Wochenpresse über die Kampagne der Regierung zur Verteidigung der Souveränität
27. Nov. 2023Während die Regierung eine nationale Konsultation über ihr Hickhack mit Brüssel durchführt, sie vom Parlament die Verabschiedung eines Gesetzes zum Schutz der Souveränität erwartet und diese beiden Aspekte mit einer Plakatkampagne begleitet, werfen ihr die der Opposition nahestehenden Wochenmagazine ein Vorgehen im Widerspruch zu den nationalen Interessen vor. Regierungsnahe Autoren wiederum erachten den Schutz der nationalen Souveränität für besonders wichtig.

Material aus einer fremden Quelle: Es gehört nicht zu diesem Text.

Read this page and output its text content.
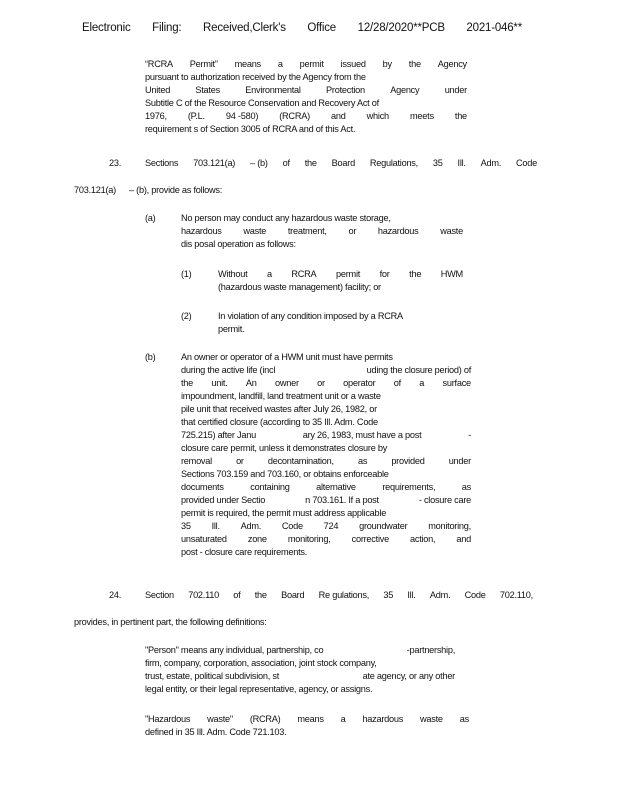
Electronic Filing: Received,Clerk's Office 12/28/2020**PCB 2021-046**
“RCRA Permit” means a permit issued by the Agency
pursuant to authorization received by the Agency from the
United	States	Environmental	Protection	Agency	under
Subtitle C of the Resource Conservation and Recovery Act of
1976, (P.L. 94 -580) (RCRA) and which meets the
requirement s of Section 3005 of RCRA and of this Act.
23.	Sections 703.121(a) – (b) of the Board Regulations, 35 Ill. Adm. Code
703.121(a) – (b), provide as follows:
(a)	No person may conduct any hazardous waste storage,
hazardous waste treatment, or hazardous waste
dis posal operation as follows:
(1)	Without a RCRA permit for the HWM
(hazardous waste management) facility; or
(2)	In violation of any condition imposed by a RCRA
permit.
(b)	An owner or operator of a HWM unit must have permits
during the active life (incl	uding the closure period) of
the unit. An owner or operator of a surface
impoundment, landfill, land treatment unit or a waste
pile unit that received wastes after July 26, 1982, or
that certified closure (according to 35 Ill. Adm. Code
725.215) after Janu	ary 26, 1983, must have a post	-
closure care permit, unless it demonstrates closure by
removal	or	decontamination,	as	provided	under
Sections 703.159 and 703.160, or obtains enforceable
documents	containing	alternative	requirements,	as
provided under Sectio	n 703.161. If a post	- closure care
permit is required, the permit must address applicable
35 Ill. Adm. Code 724 groundwater monitoring,
unsaturated zone monitoring, corrective action, and
post - closure care requirements.
24.	Section 702.110 of the Board Re gulations, 35 Ill. Adm. Code 702.110,
provides, in pertinent part, the following definitions:
"Person" means any individual, partnership, co	-partnership,
firm, company, corporation, association, joint stock company,
trust, estate, political subdivision, st	ate agency, or any other
legal entity, or their legal representative, agency, or assigns.
"Hazardous waste" (RCRA) means a hazardous waste as
defined in 35 Ill. Adm. Code 721.103.
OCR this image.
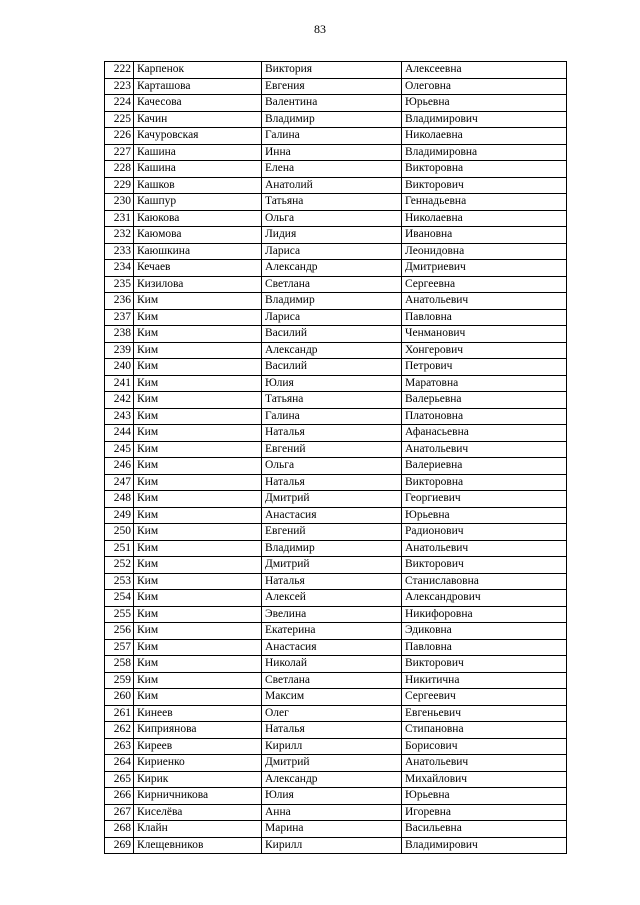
83
222	Карпенок	Виктория	Алексеевна
223	Карташова	Евгения	Олеговна
224	Качесова	Валентина	Юрьевна
225	Качин	Владимир	Владимирович
226	Качуровская	Галина	Николаевна
227	Кашина	Инна	Владимировна
228	Кашина	Елена	Викторовна
229	Кашков	Анатолий	Викторович
230	Кашпур	Татьяна	Геннадьевна
231	Каюкова	Ольга	Николаевна
232	Каюмова	Лидия	Ивановна
233	Каюшкина	Лариса	Леонидовна
234	Кечаев	Александр	Дмитриевич
235	Кизилова	Светлана	Сергеевна
236	Ким	Владимир	Анатольевич
237	Ким	Лариса	Павловна
238	Ким	Василий	Ченманович
239	Ким	Александр	Хонгерович
240	Ким	Василий	Петрович
241	Ким	Юлия	Маратовна
242	Ким	Татьяна	Валерьевна
243	Ким	Галина	Платоновна
244	Ким	Наталья	Афанасьевна
245	Ким	Евгений	Анатольевич
246	Ким	Ольга	Валериевна
247	Ким	Наталья	Викторовна
248	Ким	Дмитрий	Георгиевич
249	Ким	Анастасия	Юрьевна
250	Ким	Евгений	Радионович
251	Ким	Владимир	Анатольевич
252	Ким	Дмитрий	Викторович
253	Ким	Наталья	Станиславовна
254	Ким	Алексей	Александрович
255	Ким	Эвелина	Никифоровна
256	Ким	Екатерина	Эдиковна
257	Ким	Анастасия	Павловна
258	Ким	Николай	Викторович
259	Ким	Светлана	Никитична
260	Ким	Максим	Сергеевич
261	Кинеев	Олег	Евгеньевич
262	Киприянова	Наталья	Стипановна
263	Киреев	Кирилл	Борисович
264	Кириенко	Дмитрий	Анатольевич
265	Кирик	Александр	Михайлович
266	Кирничникова	Юлия	Юрьевна
267	Киселёва	Анна	Игоревна
268	Клайн	Марина	Васильевна
269	Клещевников	Кирилл	Владимирович
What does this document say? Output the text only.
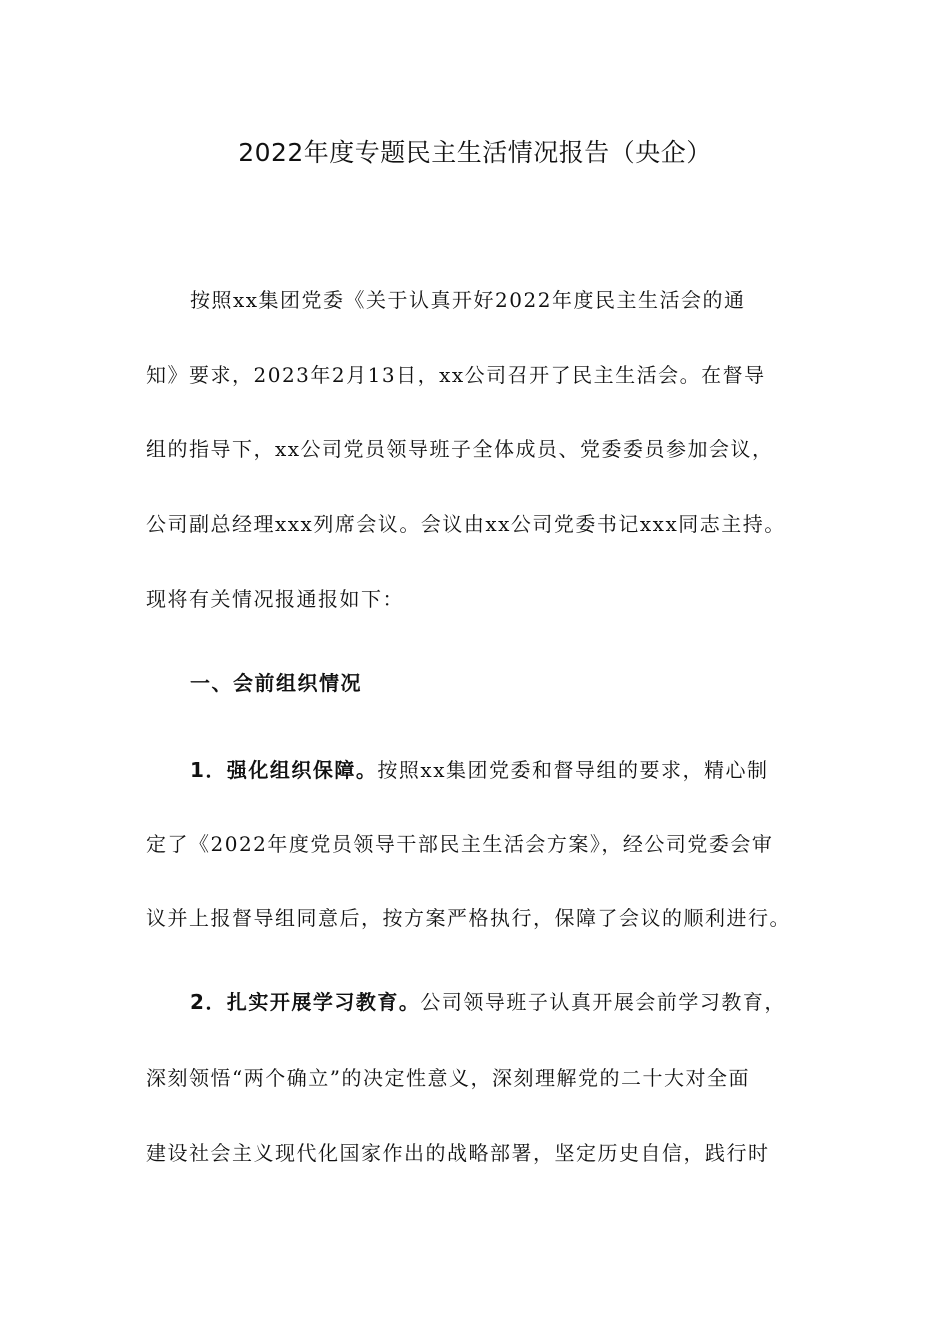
2022年度专题民主生活情况报告（央企）
按照xx集团党委《关于认真开好2022年度民主生活会的通
知》要求，2023年2月13日，xx公司召开了民主生活会。在督导
组的指导下，xx公司党员领导班子全体成员、党委委员参加会议，
公司副总经理xxx列席会议。会议由xx公司党委书记xxx同志主持。
现将有关情况报通报如下：
一、会前组织情况
1．强化组织保障。按照xx集团党委和督导组的要求，精心制
定了《2022年度党员领导干部民主生活会方案》，经公司党委会审
议并上报督导组同意后，按方案严格执行，保障了会议的顺利进行。
2．扎实开展学习教育。公司领导班子认真开展会前学习教育，
深刻领悟“两个确立”的决定性意义，深刻理解党的二十大对全面
建设社会主义现代化国家作出的战略部署，坚定历史自信，践行时
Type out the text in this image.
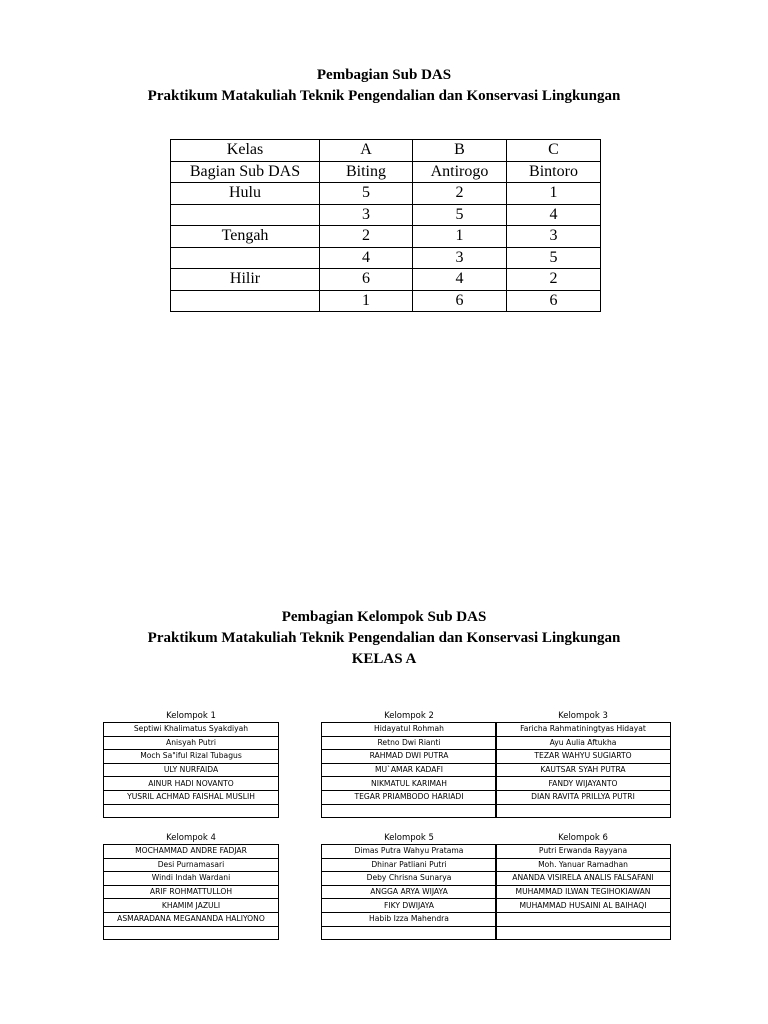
Pembagian Sub DAS
Praktikum Matakuliah Teknik Pengendalian dan Konservasi Lingkungan
Kelas	A	B	C
Bagian Sub DAS	Biting	Antirogo	Bintoro
Hulu	5	2	1
	3	5	4
Tengah	2	1	3
	4	3	5
Hilir	6	4	2
	1	6	6
Pembagian Kelompok Sub DAS
Praktikum Matakuliah Teknik Pengendalian dan Konservasi Lingkungan
KELAS A
Kelompok 1
Septiwi Khalimatus Syakdiyah
Anisyah Putri
Moch Sa"iful Rizal Tubagus
ULY NURFAIDA
AINUR HADI NOVANTO
YUSRIL ACHMAD FAISHAL MUSLIH

Kelompok 2
Hidayatul Rohmah
Retno Dwi Rianti
RAHMAD DWI PUTRA
MU`AMAR KADAFI
NIKMATUL KARIMAH
TEGAR PRIAMBODO HARIADI

Kelompok 3
Faricha Rahmatiningtyas Hidayat
Ayu Aulia Aftukha
TEZAR WAHYU SUGIARTO
KAUTSAR SYAH PUTRA
FANDY WIJAYANTO
DIAN RAVITA PRILLYA PUTRI

Kelompok 4
MOCHAMMAD ANDRE FADJAR
Desi Purnamasari
Windi Indah Wardani
ARIF ROHMATTULLOH
KHAMIM JAZULI
ASMARADANA MEGANANDA HALIYONO

Kelompok 5
Dimas Putra Wahyu Pratama
Dhinar Patliani Putri
Deby Chrisna Sunarya
ANGGA ARYA WIJAYA
FIKY DWIJAYA
Habib Izza Mahendra

Kelompok 6
Putri Erwanda Rayyana
Moh. Yanuar Ramadhan
ANANDA VISIRELA ANALIS FALSAFANI
MUHAMMAD ILWAN TEGIHOKIAWAN
MUHAMMAD HUSAINI AL BAIHAQI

In ihrem Leitartikel auf der ersten Seite bezeichnet Magyar Narancs es als Heuchelei, dass die Regierenden eine Finanzierung politischer Kampagnen aus dem Ausland unterbinden wolle. Die ausländischen Spenden im Volumen von drei bis vier Milliarden Forint an oppositionelle Nichtregierungsorganisationen seien im Hinblick auf die Wahlen 2022 unbedeutend. Immerhin hätten regierungsfreundliche NGOs 25 Milliarden an öffentlichen Geldern für den Fidesz-Wahlkampf erhalten, erinnern die Leitartikler des liberalen Wochenmagazins. Sie erwähnen auch, dass der Fidesz vor 2010 – als Teil der Europäischen Volkspartei – regelmäßig von den christdemokratischen Parteien Deutschlands finanziert worden sei.
In seinem für Heti Világgazdaság verfassten Leitartikel vertritt János Dobszay die Ansicht, dass es für eine die Normalität respektierende Regierung unmöglich wäre, jemanden öffentlich zu attackieren, von dem sie Hilfe erwarte. Indem EU-Kommissionspräsidentin Ursula von der Leyen auf Plakaten als eine Person dargestellt werde, die wünsche, dass die Ungarn „nach ihrer Pfeife tanzen“, wendet sich die Regierung gegen jemanden, der ihr Vorbild sein könnte – eine christdemokratische Mutter von sieben Kindern, die auch bei der Freigabe der eingefrorenen EU-Gelder für Ungarn nützlich sein könnte, notiert Dobszay.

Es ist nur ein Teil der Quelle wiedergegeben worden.